Do I Have to Complete All the Methods Before the Malware Is Removed?

No, you do not. Your computer will often be removed from all malware by using one of the methods available. It’s when you try one method, and the malware remains that you should try another method in the tutorial.

Are the Steps Listed in Order of What Should Work Better?

Not necessarily. We often put the Windows Security before third-party applications because if you use Windows, you might prefer solving the problem without having installed another program on the computer. Windows Security is also free to use for your duration of using the operating system, which could mean more convenience to you.

Nevertheless, if you prefer using third-party programs, or your computer is not running Windows, then you can skip the Windows Security method and try using the third-party program recommendations instead.

Do I Have to Complete All Parts of the Windows Security Tutorial?

No, you do not. We have listed all the different ways you can run an antimalware scan with Windows Security for your convenience, but you only need to choose one of the methods to remove the malware.

Sometimes you may need to be able to get access to all options of running an antimalware scan—especially if your computer is currently being affected by the malware—which is why we have listed all the ways you can run scans with Windows Security.

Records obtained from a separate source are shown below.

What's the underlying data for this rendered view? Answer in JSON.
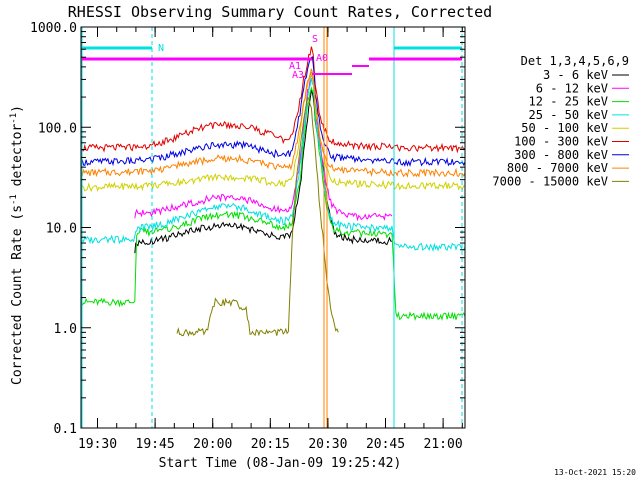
{
  "chart_data": {
    "type": "line",
    "title": "RHESSI Observing Summary Count Rates, Corrected",
    "xlabel": "Start Time (08-Jan-09 19:25:42)",
    "ylabel_main": "Corrected Count Rate (s",
    "ylabel_sup1": "-1",
    "ylabel_mid": " detector",
    "ylabel_sup2": "-1",
    "ylabel_end": ")",
    "yscale": "log",
    "ylim": [
      0.1,
      1000
    ],
    "xlim_minutes": [
      0,
      100
    ],
    "x_ticks": [
      {
        "label": "19:30",
        "t": 4.3
      },
      {
        "label": "19:45",
        "t": 19.3
      },
      {
        "label": "20:00",
        "t": 34.3
      },
      {
        "label": "20:15",
        "t": 49.3
      },
      {
        "label": "20:30",
        "t": 64.3
      },
      {
        "label": "20:45",
        "t": 79.3
      },
      {
        "label": "21:00",
        "t": 94.3
      }
    ],
    "y_ticks": [
      {
        "label": "1000.0",
        "v": 1000
      },
      {
        "label": "100.0",
        "v": 100
      },
      {
        "label": "10.0",
        "v": 10
      },
      {
        "label": "1.0",
        "v": 1
      },
      {
        "label": "0.1",
        "v": 0.1
      }
    ],
    "legend_title": "Det 1,3,4,5,6,9",
    "legend": [
      {
        "label": "3 - 6 keV",
        "color": "#000000"
      },
      {
        "label": "6 - 12 keV",
        "color": "#ff00ff"
      },
      {
        "label": "12 - 25 keV",
        "color": "#00e000"
      },
      {
        "label": "25 - 50 keV",
        "color": "#00e0e0"
      },
      {
        "label": "50 - 100 keV",
        "color": "#d0d000"
      },
      {
        "label": "100 - 300 keV",
        "color": "#e00000"
      },
      {
        "label": "300 - 800 keV",
        "color": "#0000e0"
      },
      {
        "label": "800 - 7000 keV",
        "color": "#ff8000"
      },
      {
        "label": "7000 - 15000 keV",
        "color": "#808000"
      }
    ],
    "series": [
      {
        "label": "3 - 6 keV",
        "color": "#000000",
        "x": [
          14.0,
          14.5,
          18,
          22,
          26,
          30,
          34,
          38,
          42,
          46,
          50,
          53,
          55,
          57,
          58,
          59,
          60,
          60.5,
          61,
          62,
          63,
          64,
          65,
          66,
          68,
          70,
          75,
          80,
          81
        ],
        "y": [
          6,
          7,
          7.2,
          7.8,
          8.6,
          9.5,
          10.2,
          10.5,
          10.2,
          9.2,
          8.2,
          7.8,
          9,
          25,
          55,
          120,
          250,
          200,
          120,
          70,
          40,
          20,
          12,
          9,
          8,
          7.6,
          7.5,
          7.3,
          7.3
        ]
      },
      {
        "label": "6 - 12 keV",
        "color": "#ff00ff",
        "x": [
          14.0,
          14.5,
          18,
          22,
          26,
          30,
          34,
          38,
          42,
          46,
          50,
          53,
          55,
          57,
          58,
          59,
          60,
          60.5,
          61,
          62,
          63,
          64,
          65,
          66,
          68,
          70,
          75,
          80,
          81
        ],
        "y": [
          13,
          14,
          14,
          15,
          16.5,
          18,
          19.5,
          20,
          19.5,
          17.5,
          15.5,
          14.5,
          16,
          45,
          100,
          220,
          330,
          280,
          150,
          80,
          45,
          25,
          18,
          15,
          13.5,
          13,
          13,
          13,
          13
        ]
      },
      {
        "label": "12 - 25 keV",
        "color": "#00e000",
        "x": [
          0,
          14.0,
          14.5,
          18,
          22,
          26,
          30,
          34,
          38,
          42,
          46,
          50,
          53,
          55,
          57,
          58,
          59,
          60,
          60.5,
          61,
          62,
          63,
          64,
          65,
          66,
          68,
          70,
          75,
          80,
          81,
          82,
          100
        ],
        "y": [
          1.8,
          1.8,
          9,
          9,
          9.5,
          10.5,
          11.8,
          13,
          13.5,
          13,
          11.8,
          10.5,
          10,
          11,
          30,
          70,
          160,
          260,
          220,
          120,
          60,
          30,
          16,
          11,
          9.5,
          9,
          8.8,
          8.8,
          8.6,
          8.6,
          1.3,
          1.3
        ]
      },
      {
        "label": "25 - 50 keV",
        "color": "#00e0e0",
        "x": [
          0,
          5,
          10,
          14.0,
          14.5,
          18,
          22,
          26,
          30,
          34,
          38,
          42,
          46,
          50,
          53,
          55,
          57,
          58,
          59,
          60,
          60.5,
          61,
          62,
          63,
          64,
          65,
          66,
          68,
          70,
          75,
          80,
          81,
          82,
          90,
          100
        ],
        "y": [
          7.5,
          7.6,
          7.6,
          7.6,
          10,
          10.2,
          11,
          12.5,
          14,
          15.8,
          16.5,
          15.8,
          14,
          12.2,
          11.5,
          13,
          40,
          90,
          200,
          300,
          260,
          140,
          70,
          35,
          18,
          12.5,
          11,
          10.5,
          10.2,
          10,
          9.8,
          9.8,
          6.5,
          6.4,
          6.4
        ]
      },
      {
        "label": "50 - 100 keV",
        "color": "#d0d000",
        "x": [
          0,
          14,
          18,
          22,
          26,
          30,
          34,
          38,
          42,
          46,
          50,
          53,
          55,
          57,
          58,
          59,
          60,
          60.5,
          61,
          62,
          63,
          64,
          65,
          66,
          68,
          70,
          75,
          80,
          81,
          82,
          100
        ],
        "y": [
          25,
          26,
          26,
          27,
          28,
          30,
          31.5,
          32,
          31.5,
          30,
          28,
          27,
          30,
          80,
          170,
          280,
          350,
          300,
          160,
          90,
          55,
          38,
          32,
          29,
          28,
          27.5,
          27,
          26.5,
          26.5,
          26,
          26
        ]
      },
      {
        "label": "100 - 300 keV",
        "color": "#e00000",
        "x": [
          0,
          14,
          18,
          22,
          26,
          30,
          34,
          38,
          42,
          46,
          50,
          53,
          55,
          57,
          58,
          59,
          60,
          60.5,
          61,
          62,
          63,
          64,
          65,
          66,
          68,
          70,
          75,
          80,
          81,
          82,
          100
        ],
        "y": [
          62,
          63,
          66,
          72,
          82,
          95,
          103,
          105,
          102,
          94,
          82,
          75,
          80,
          180,
          300,
          450,
          600,
          500,
          260,
          150,
          105,
          82,
          74,
          70,
          68,
          66,
          65,
          64,
          64,
          62,
          62
        ]
      },
      {
        "label": "300 - 800 keV",
        "color": "#0000e0",
        "x": [
          0,
          14,
          18,
          22,
          26,
          30,
          34,
          38,
          42,
          46,
          50,
          53,
          55,
          57,
          58,
          59,
          60,
          60.5,
          61,
          62,
          63,
          64,
          65,
          66,
          68,
          70,
          75,
          80,
          81,
          82,
          100
        ],
        "y": [
          45,
          46,
          48,
          51,
          56,
          62,
          66,
          67,
          66,
          61,
          55,
          52,
          56,
          140,
          250,
          380,
          520,
          430,
          220,
          120,
          78,
          60,
          53,
          50,
          49,
          48,
          47,
          46,
          46,
          45,
          45
        ]
      },
      {
        "label": "800 - 7000 keV",
        "color": "#ff8000",
        "x": [
          0,
          14,
          18,
          22,
          26,
          30,
          34,
          38,
          42,
          46,
          50,
          53,
          55,
          57,
          58,
          59,
          60,
          60.5,
          61,
          62,
          63,
          64,
          65,
          66,
          68,
          70,
          75,
          80,
          81,
          82,
          100
        ],
        "y": [
          35,
          36,
          37,
          39,
          42,
          45,
          48,
          49,
          48,
          45,
          41,
          39,
          42,
          100,
          180,
          280,
          400,
          330,
          170,
          90,
          55,
          44,
          40,
          38,
          37,
          36.5,
          36,
          35.5,
          35.5,
          35,
          35
        ]
      },
      {
        "label": "7000 - 15000 keV",
        "color": "#808000",
        "x": [
          25,
          33,
          34,
          35,
          40,
          43,
          44,
          45,
          54,
          55,
          56,
          57,
          58,
          59,
          60,
          61,
          62,
          63,
          64,
          65,
          66,
          67
        ],
        "y": [
          0.9,
          0.9,
          1.5,
          1.8,
          1.8,
          1.5,
          0.9,
          0.9,
          0.9,
          8,
          30,
          60,
          120,
          200,
          150,
          60,
          20,
          8,
          3,
          1.5,
          1,
          0.9
        ]
      }
    ],
    "annotations": [
      {
        "label": "N",
        "color": "#00e0e0"
      },
      {
        "label": "S",
        "color": "#ff00ff"
      },
      {
        "label": "A0",
        "color": "#ff00ff"
      },
      {
        "label": "A1",
        "color": "#ff00ff"
      },
      {
        "label": "A3",
        "color": "#ff00ff"
      }
    ],
    "footer": "13-Oct-2021 15:20"
  }
}
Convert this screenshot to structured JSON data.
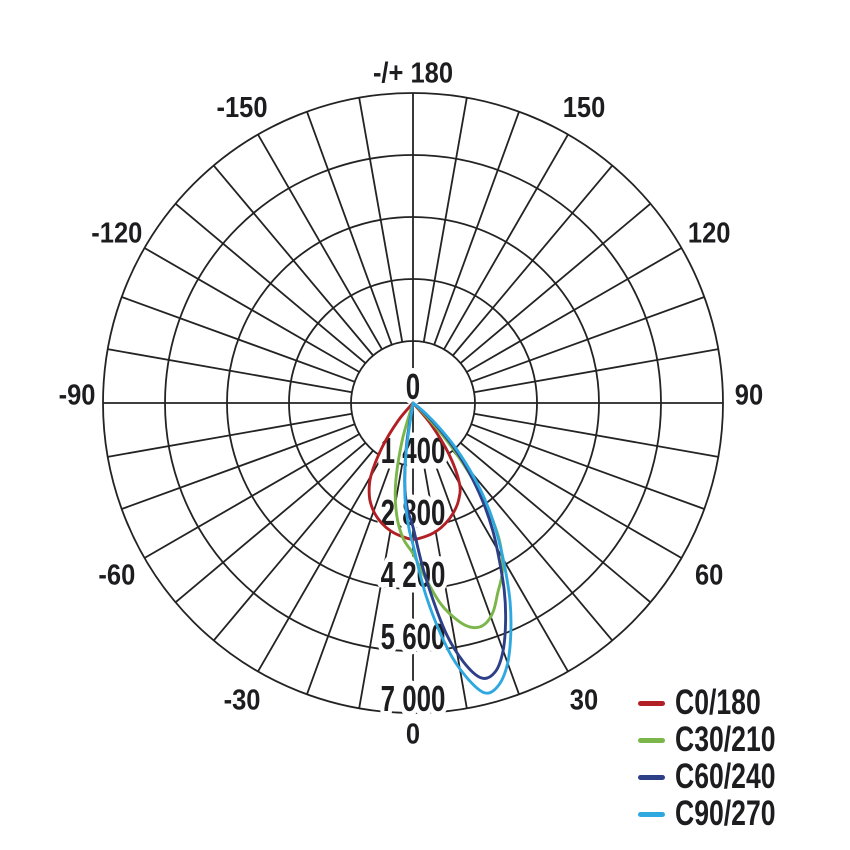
{
  "page": {
    "background": "#ffffff"
  },
  "chart_data": {
    "type": "line",
    "subtype": "polar-photometric-distribution",
    "angle_unit": "degrees",
    "angle_zero_position": "bottom",
    "angle_grid_step_deg": 10,
    "angle_label_step_deg": 30,
    "grid_on": true,
    "grid_color": "#232323",
    "text_color": "#1d1d20",
    "top_angle_label": "-/+ 180",
    "bottom_angle_label": "0",
    "center_label": "0",
    "rmax": 7000,
    "radial_ticks": [
      {
        "value": 0,
        "label": "0"
      },
      {
        "value": 1400,
        "label": "1 400"
      },
      {
        "value": 2800,
        "label": "2 800"
      },
      {
        "value": 4200,
        "label": "4 200"
      },
      {
        "value": 5600,
        "label": "5 600"
      },
      {
        "value": 7000,
        "label": "7 000"
      }
    ],
    "angle_labels": [
      {
        "angle": -150,
        "text": "-150"
      },
      {
        "angle": -120,
        "text": "-120"
      },
      {
        "angle": -90,
        "text": "-90"
      },
      {
        "angle": -60,
        "text": "-60"
      },
      {
        "angle": -30,
        "text": "-30"
      },
      {
        "angle": 0,
        "text": "0"
      },
      {
        "angle": 30,
        "text": "30"
      },
      {
        "angle": 60,
        "text": "60"
      },
      {
        "angle": 90,
        "text": "90"
      },
      {
        "angle": 120,
        "text": "120"
      },
      {
        "angle": 150,
        "text": "150"
      },
      {
        "angle": 180,
        "text": "-/+ 180"
      }
    ],
    "legend_position": "bottom-right",
    "series": [
      {
        "name": "C0/180",
        "color": "#b22025",
        "points": [
          [
            -45,
            0
          ],
          [
            -40,
            520
          ],
          [
            -35,
            1200
          ],
          [
            -30,
            1900
          ],
          [
            -25,
            2330
          ],
          [
            -20,
            2600
          ],
          [
            -15,
            2790
          ],
          [
            -10,
            2930
          ],
          [
            -5,
            3020
          ],
          [
            0,
            3080
          ],
          [
            5,
            3030
          ],
          [
            10,
            2950
          ],
          [
            15,
            2820
          ],
          [
            20,
            2650
          ],
          [
            25,
            2430
          ],
          [
            30,
            2100
          ],
          [
            35,
            1420
          ],
          [
            40,
            640
          ],
          [
            44,
            0
          ]
        ]
      },
      {
        "name": "C30/210",
        "color": "#7ab649",
        "points": [
          [
            -20,
            0
          ],
          [
            -16,
            900
          ],
          [
            -12,
            1900
          ],
          [
            -8,
            2600
          ],
          [
            -4,
            3080
          ],
          [
            0,
            3400
          ],
          [
            4,
            3950
          ],
          [
            8,
            4600
          ],
          [
            12,
            5050
          ],
          [
            15,
            5250
          ],
          [
            18,
            5250
          ],
          [
            21,
            5050
          ],
          [
            24,
            4700
          ],
          [
            28,
            4300
          ],
          [
            32,
            3700
          ],
          [
            35,
            3000
          ],
          [
            38,
            2200
          ],
          [
            41,
            1400
          ],
          [
            44,
            650
          ],
          [
            47,
            150
          ],
          [
            49,
            0
          ]
        ]
      },
      {
        "name": "C60/240",
        "color": "#2c3f87",
        "points": [
          [
            -12,
            0
          ],
          [
            -9,
            900
          ],
          [
            -6,
            1800
          ],
          [
            -3,
            2400
          ],
          [
            0,
            2800
          ],
          [
            4,
            3900
          ],
          [
            8,
            5200
          ],
          [
            11,
            5950
          ],
          [
            14,
            6400
          ],
          [
            17,
            6350
          ],
          [
            20,
            5950
          ],
          [
            23,
            5350
          ],
          [
            26,
            4700
          ],
          [
            29,
            4000
          ],
          [
            32,
            3400
          ],
          [
            35,
            2800
          ],
          [
            38,
            2200
          ],
          [
            41,
            1650
          ],
          [
            44,
            1100
          ],
          [
            47,
            600
          ],
          [
            50,
            230
          ],
          [
            52,
            0
          ]
        ]
      },
      {
        "name": "C90/270",
        "color": "#2fa8e0",
        "points": [
          [
            -11,
            0
          ],
          [
            -8,
            1100
          ],
          [
            -5,
            2100
          ],
          [
            -2,
            2800
          ],
          [
            0,
            3200
          ],
          [
            4,
            4400
          ],
          [
            8,
            5600
          ],
          [
            11,
            6300
          ],
          [
            14,
            6750
          ],
          [
            17,
            6650
          ],
          [
            20,
            6250
          ],
          [
            23,
            5650
          ],
          [
            26,
            5000
          ],
          [
            29,
            4300
          ],
          [
            32,
            3650
          ],
          [
            35,
            3050
          ],
          [
            38,
            2450
          ],
          [
            41,
            1850
          ],
          [
            44,
            1300
          ],
          [
            47,
            800
          ],
          [
            50,
            420
          ],
          [
            53,
            130
          ],
          [
            55,
            0
          ]
        ]
      }
    ]
  }
}
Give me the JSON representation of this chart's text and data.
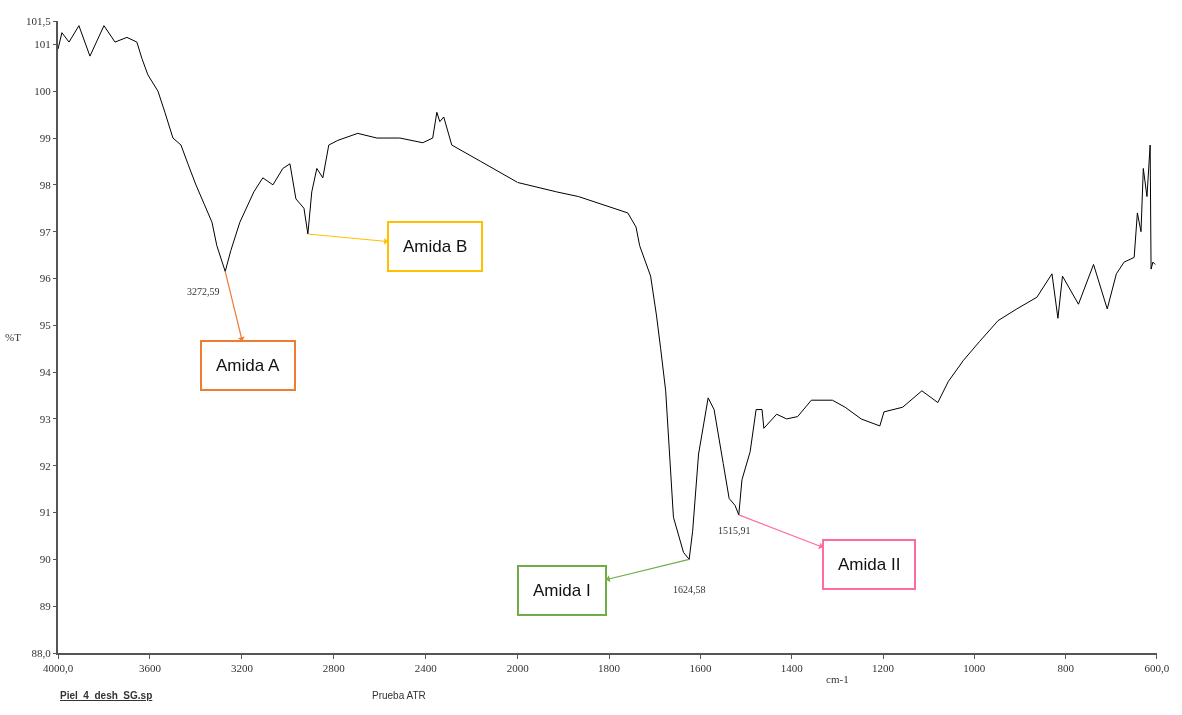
{
  "chart_data": [
    {
      "type": "line",
      "ylabel": "%T",
      "x": [
        4000,
        3983,
        3952,
        3909,
        3861,
        3800,
        3752,
        3700,
        3657,
        3635,
        3609,
        3565,
        3535,
        3500,
        3465,
        3435,
        3400,
        3365,
        3330,
        3309,
        3272.59,
        3248,
        3209,
        3148,
        3109,
        3065,
        3022,
        2991,
        2965,
        2930,
        2913,
        2896,
        2874,
        2848,
        2822,
        2783,
        2696,
        2613,
        2513,
        2413,
        2370,
        2352,
        2339,
        2322,
        2287,
        2161,
        2000
      ],
      "series": [
        {
          "color": "#000000",
          "values": [
            100.9,
            101.25,
            101.05,
            101.4,
            100.75,
            101.4,
            101.05,
            101.15,
            101.05,
            100.7,
            100.35,
            100.0,
            99.55,
            99.0,
            98.85,
            98.45,
            98.0,
            97.6,
            97.2,
            96.7,
            96.15,
            96.6,
            97.2,
            97.85,
            98.15,
            98.0,
            98.35,
            98.45,
            97.7,
            97.5,
            96.95,
            97.85,
            98.35,
            98.15,
            98.85,
            98.95,
            99.1,
            99.0,
            99.0,
            98.9,
            99.0,
            99.55,
            99.35,
            99.45,
            98.85,
            98.5,
            98.05
          ]
        }
      ],
      "xlim": [
        4000,
        2000
      ],
      "xticks": [
        {
          "value": 4000,
          "label": "4000,0"
        },
        3600,
        3200,
        2800,
        2400,
        2000
      ],
      "ylim": [
        88,
        101.5
      ],
      "yticks": [
        {
          "value": 88,
          "label": "88,0"
        },
        89,
        90,
        91,
        92,
        93,
        94,
        95,
        96,
        97,
        98,
        99,
        100,
        101,
        {
          "value": 101.5,
          "label": "101,5"
        }
      ],
      "marker": "none",
      "line_style": "solid",
      "annotations": [
        {
          "text": "3272,59",
          "x": 3272.59,
          "y": 96.15
        },
        {
          "text": "Amida A",
          "x": 3272.59,
          "y": 96.15
        },
        {
          "text": "Amida B",
          "x": 2913,
          "y": 96.95
        },
        "Piel_4_desh_SG.sp",
        "Prueba ATR"
      ]
    },
    {
      "type": "line",
      "xlabel": "cm-1",
      "x": [
        2000,
        1915,
        1867,
        1759,
        1741,
        1733,
        1709,
        1696,
        1687,
        1676,
        1659,
        1637,
        1624.58,
        1617,
        1604,
        1583,
        1570,
        1550,
        1537,
        1524,
        1515.91,
        1509,
        1491,
        1478,
        1465,
        1461,
        1433,
        1411,
        1387,
        1357,
        1311,
        1283,
        1248,
        1207,
        1198,
        1157,
        1115,
        1080,
        1057,
        1024,
        989,
        948,
        907,
        863,
        830,
        817,
        807,
        772,
        739,
        709,
        689,
        672,
        650,
        643,
        635,
        630,
        622,
        615,
        613,
        609,
        604
      ],
      "series": [
        {
          "color": "#000000",
          "values": [
            98.05,
            97.85,
            97.75,
            97.4,
            97.1,
            96.7,
            96.05,
            95.2,
            94.5,
            93.6,
            90.9,
            90.15,
            90.0,
            90.6,
            92.25,
            93.45,
            93.2,
            92.05,
            91.3,
            91.15,
            90.95,
            91.7,
            92.3,
            93.2,
            93.2,
            92.8,
            93.1,
            93.0,
            93.05,
            93.4,
            93.4,
            93.25,
            93.0,
            92.85,
            93.15,
            93.25,
            93.6,
            93.35,
            93.8,
            94.25,
            94.65,
            95.1,
            95.35,
            95.6,
            96.1,
            95.15,
            96.05,
            95.45,
            96.3,
            95.35,
            96.1,
            96.35,
            96.45,
            97.4,
            97.0,
            98.35,
            97.75,
            98.85,
            96.2,
            96.35,
            96.3
          ]
        }
      ],
      "xlim": [
        2000,
        600
      ],
      "xticks": [
        1800,
        1600,
        1400,
        1200,
        1000,
        800,
        {
          "value": 600,
          "label": "600,0"
        }
      ],
      "ylim": [
        88,
        101.5
      ],
      "tick_labels": "x",
      "marker": "none",
      "line_style": "solid",
      "annotations": [
        {
          "text": "1624,58",
          "x": 1624.58,
          "y": 90.0
        },
        {
          "text": "1515,91",
          "x": 1515.91,
          "y": 90.95
        },
        {
          "text": "Amida I",
          "x": 1624.58,
          "y": 90.0
        },
        {
          "text": "Amida II",
          "x": 1515.91,
          "y": 90.95
        }
      ]
    }
  ]
}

Why Do You Have a Tutorial for Android but Not for iOS?

Since Android is currently the more open operating system of the two—and therefore potentially more susceptible to malware—it makes sense that in theory, more people will potentially get malware on Android than iOS at this time. What’s more, you also get far more applications to choose from on the Google Play Store than with Apple’s App Store because Android has more users.

That said, the only reason Android is more open is that people choose to open it—it does not automatically come that way out of the box. So we are not necessarily suggesting that iOS is naturally more secure than Android.